Results are reported inFIGS. 6-9 in scatterplots showing three comparisons for each candidate biomarker. First, values for the 25 normal subjects were compared to the 25 advanced cancer patients. In addition, the 25 normal samples were compared to the subsets of advanced cancer samples that had either CEA or CA19-9 values below the average of CEA or CA19-9, respectively, in the entire late cancer group. This was used as an initial test to evaluate whether some of the biomarkers might complement CEA and CA19-9 in a multi-biomarker panel.

The candidate biomarkers were divided into four groups (FIGS. 6-9).FIG. 6 shows data for the four biomarkers (LMNB1, ECI1, NME2 and CALR) that exhibit the largest differences between normal and late stage CRC patients. These biomarkers compare very favorably with CEA and CA19-9 values from ELISA assays using the same set of 50 patients. Furthermore, preliminary evaluation strongly suggests that these four proteins could complement CEA and CA19-9 because most low CEA and low CA19-9 patients have levels of these biomarkers that are higher than controls. Also, these biomarkers are substantially superior to the EDRN biomarker, TIMP1.

FIG. 7 shows data for an additional four biomarkers, including the EDRN biomarker, TIMP1. These candidates are elevated on average in late cancer but do not show significant differences between normal subjects and late cancer. However, they might show better performance in larger patient cohorts or in combination with other biomarkers. In particular, it is interesting that NME1 and TPT1 exhibit significant and nearly significant differences, respectively, between normal and low CEA. Furthermore, TPT1 is close to significant (p=0.069) for the 25 normal vs. 25 late cancer comparison.

FIG. 8 shows data for four additional biomarkers that are proteosome subunits. The distinction between this group and those inFIG. 7 is largely subjective and based on differences in biology. That is, they are not significantly elevated in the full advanced cancer cohort but are significant or close to significant compared with the low CEA group. Interestingly, while these subunits show elevated levels in the low CEA samples, other proteosome subunits show not differences between groups of patients (seeFIG. 9).
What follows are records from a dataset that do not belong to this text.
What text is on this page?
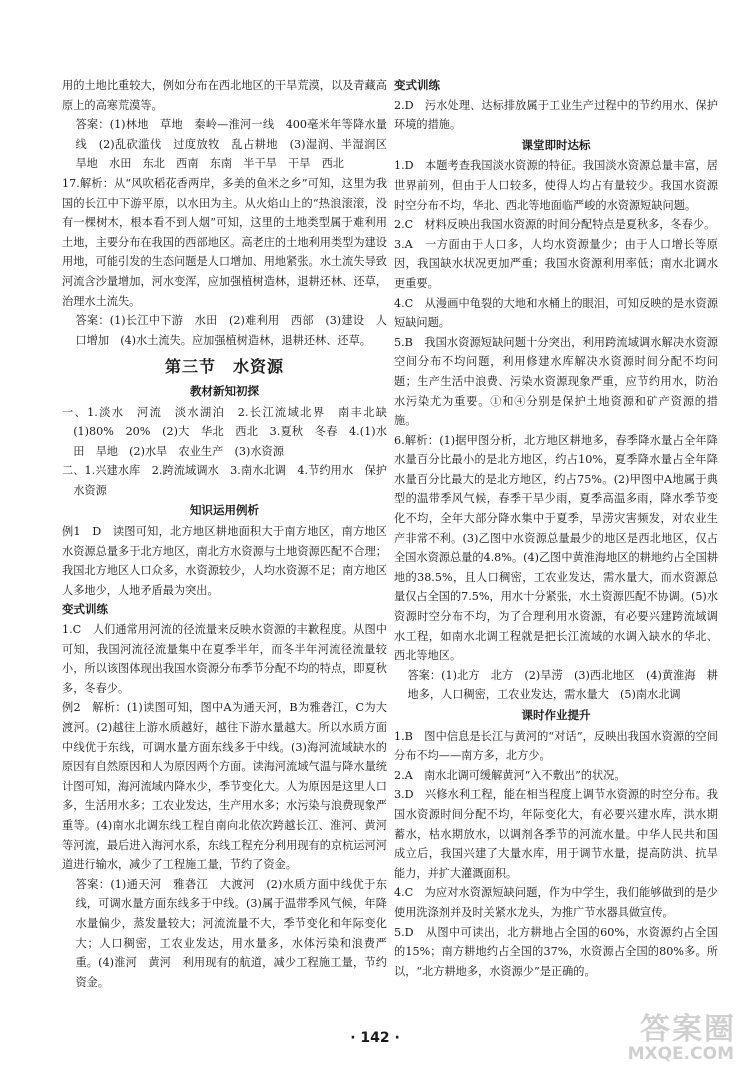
用的土地比重较大，例如分布在西北地区的干旱荒漠，以及青藏高原上的高寒荒漠等。

答案：(1)林地　草地　秦岭—淮河一线　400毫米年等降水量线　(2)乱砍滥伐　过度放牧　乱占耕地　(3)湿润、半湿润区　旱地　水田　东北　西南　东南　半干旱　干旱　西北

17.解析：从“风吹稻花香两岸，多美的鱼米之乡”可知，这里为我国的长江中下游平原，以水田为主。从火焰山上的“热浪滚滚，没有一棵树木，根本看不到人烟”可知，这里的土地类型属于难利用土地，主要分布在我国的西部地区。高老庄的土地利用类型为建设用地，可能引发的生态问题是人口增加、用地紧张。水土流失导致河流含沙量增加，河水变浑，应加强植树造林，退耕还林、还草，治理水土流失。

答案：(1)长江中下游　水田　(2)难利用　西部　(3)建设　人口增加　(4)水土流失。应加强植树造林，退耕还林、还草。

第三节　水资源
教材新知初探

一、1.淡水　河流　淡水湖泊　2.长江流域北界　南丰北缺　(1)80%　20%　(2)大　华北　西北　3.夏秋　冬春　4.(1)水田　旱地　(2)水旱　农业生产　(3)水资源

二、1.兴建水库　2.跨流域调水　3.南水北调　4.节约用水　保护水资源

知识运用例析

例1　D　读图可知，北方地区耕地面积大于南方地区，南方地区水资源总量多于北方地区，南北方水资源与土地资源匹配不合理；我国北方地区人口众多，水资源较少，人均水资源不足；南方地区人多地少，人地矛盾最为突出。

变式训练

1.C　人们通常用河流的径流量来反映水资源的丰歉程度。从图中可知，我国河流径流量集中在夏季半年，而冬半年河流径流量较小，所以该图体现出我国水资源分布季节分配不均的特点，即夏秋多，冬春少。

例2　解析：(1)读图可知，图中A为通天河，B为雅砻江，C为大渡河。(2)越往上游水质越好，越往下游水量越大。所以水质方面中线优于东线，可调水量方面东线多于中线。(3)海河流域缺水的原因有自然原因和人为原因两个方面。读海河流域气温与降水量统计图可知，海河流域内降水少，季节变化大。人为原因是这里人口多，生活用水多；工农业发达，生产用水多；水污染与浪费现象严重等。(4)南水北调东线工程自南向北依次跨越长江、淮河、黄河等河流，最后进入海河水系，东线工程充分利用现有的京杭运河河道进行输水，减少了工程施工量，节约了资金。

答案：(1)通天河　雅砻江　大渡河　(2)水质方面中线优于东线，可调水量方面东线多于中线。(3)属于温带季风气候，年降水量偏少，蒸发量较大；河流流量不大，季节变化和年际变化大；人口稠密，工农业发达，用水量多，水体污染和浪费严重。(4)淮河　黄河　利用现有的航道，减少工程施工量，节约资金。

变式训练

2.D　污水处理、达标排放属于工业生产过程中的节约用水、保护环境的措施。

课堂即时达标

1.D　本题考查我国淡水资源的特征。我国淡水资源总量丰富，居世界前列，但由于人口较多，使得人均占有量较少。我国水资源时空分布不均，华北、西北等地面临严峻的水资源短缺问题。

2.C　材料反映出我国水资源的时间分配特点是夏秋多，冬春少。

3.A　一方面由于人口多，人均水资源量少；由于人口增长等原因，我国缺水状况更加严重；我国水资源利用率低；南水北调水更重要。

4.C　从漫画中龟裂的大地和水桶上的眼泪，可知反映的是水资源短缺问题。

5.B　我国水资源短缺问题十分突出，利用跨流域调水解决水资源空间分布不均问题，利用修建水库解决水资源时间分配不均问题；生产生活中浪费、污染水资源现象严重，应节约用水，防治水污染尤为重要。①和④分别是保护土地资源和矿产资源的措施。

6.解析：(1)据甲图分析，北方地区耕地多，春季降水量占全年降水量百分比最小的是北方地区，约占10%，夏季降水量占全年降水量百分比最大的是北方地区，约占75%。(2)甲图中A地属于典型的温带季风气候，春季干旱少雨，夏季高温多雨，降水季节变化不均，全年大部分降水集中于夏季，旱涝灾害频发，对农业生产非常不利。(3)乙图中水资源总量最少的地区是西北地区，仅占全国水资源总量的4.8%。(4)乙图中黄淮海地区的耕地约占全国耕地的38.5%，且人口稠密，工农业发达，需水量大，而水资源总量仅占全国的7.5%，用水十分紧张，水土资源匹配不协调。(5)水资源时空分布不均，为了合理利用水资源，有必要兴建跨流域调水工程，如南水北调工程就是把长江流域的水调入缺水的华北、西北等地区。

答案：(1)北方　北方　(2)旱涝　(3)西北地区　(4)黄淮海　耕地多，人口稠密，工农业发达，需水量大　(5)南水北调

课时作业提升

1.B　图中信息是长江与黄河的“对话”，反映出我国水资源的空间分布不均——南方多，北方少。

2.A　南水北调可缓解黄河“入不敷出”的状况。

3.D　兴修水利工程，能在相当程度上调节水资源的时空分布。我国水资源时间分配不均，年际变化大，有必要兴建水库，洪水期蓄水，枯水期放水，以调剂各季节的河流水量。中华人民共和国成立后，我国兴建了大量水库，用于调节水量，提高防洪、抗旱能力，并扩大灌溉面积。

4.C　为应对水资源短缺问题，作为中学生，我们能够做到的是少使用洗涤剂并及时关紧水龙头，为推广节水器具做宣传。

5.D　从图中可读出，北方耕地占全国的60%，水资源约占全国的15%；南方耕地约占全国的37%，水资源占全国的80%多。所以，“北方耕地多，水资源少”是正确的。

· 142 ·	答案圈
MXQE.COM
Finally, the remaining nine biomarker candidates do not show any promising differences between cancer and control samples. Hence they are probably not worth pursuing further (FIG. 9).

Receiver operator curves for the most promising biomarkers are shown inFIG. 10. Data for all biomarker candidates are summarized inFIG. 11. Interestingly, as noted above, some biomarkers such as NME1, PSMB9 and PSMA1 showed significant differences (p<0.05) between the normal group and the low CEA subgroup of the late cancer patients, although there was no difference between the normal group and all late cancer patients.

The 11 biomarkers above the line inFIG. 11 are valuable CRC biomarkers (not including the ERDN biomarker, TIMP1). Based upon available data, LMNB1, ECI1, and NME2 are the most significant. In this patient cohort, these three biomarkers compare favorably in terms of sensitivity and specificity to CEA and CA19-9. In addition, CALR and NME1 are very promising and NME1 is related to NME2, suggesting that combined analysis of these two proteins may provide an advantage.

Each of the documents cited herein, as well as priority U.S. Provisional Application No. 61/775,501, is incorporated herein by reference in its entirety.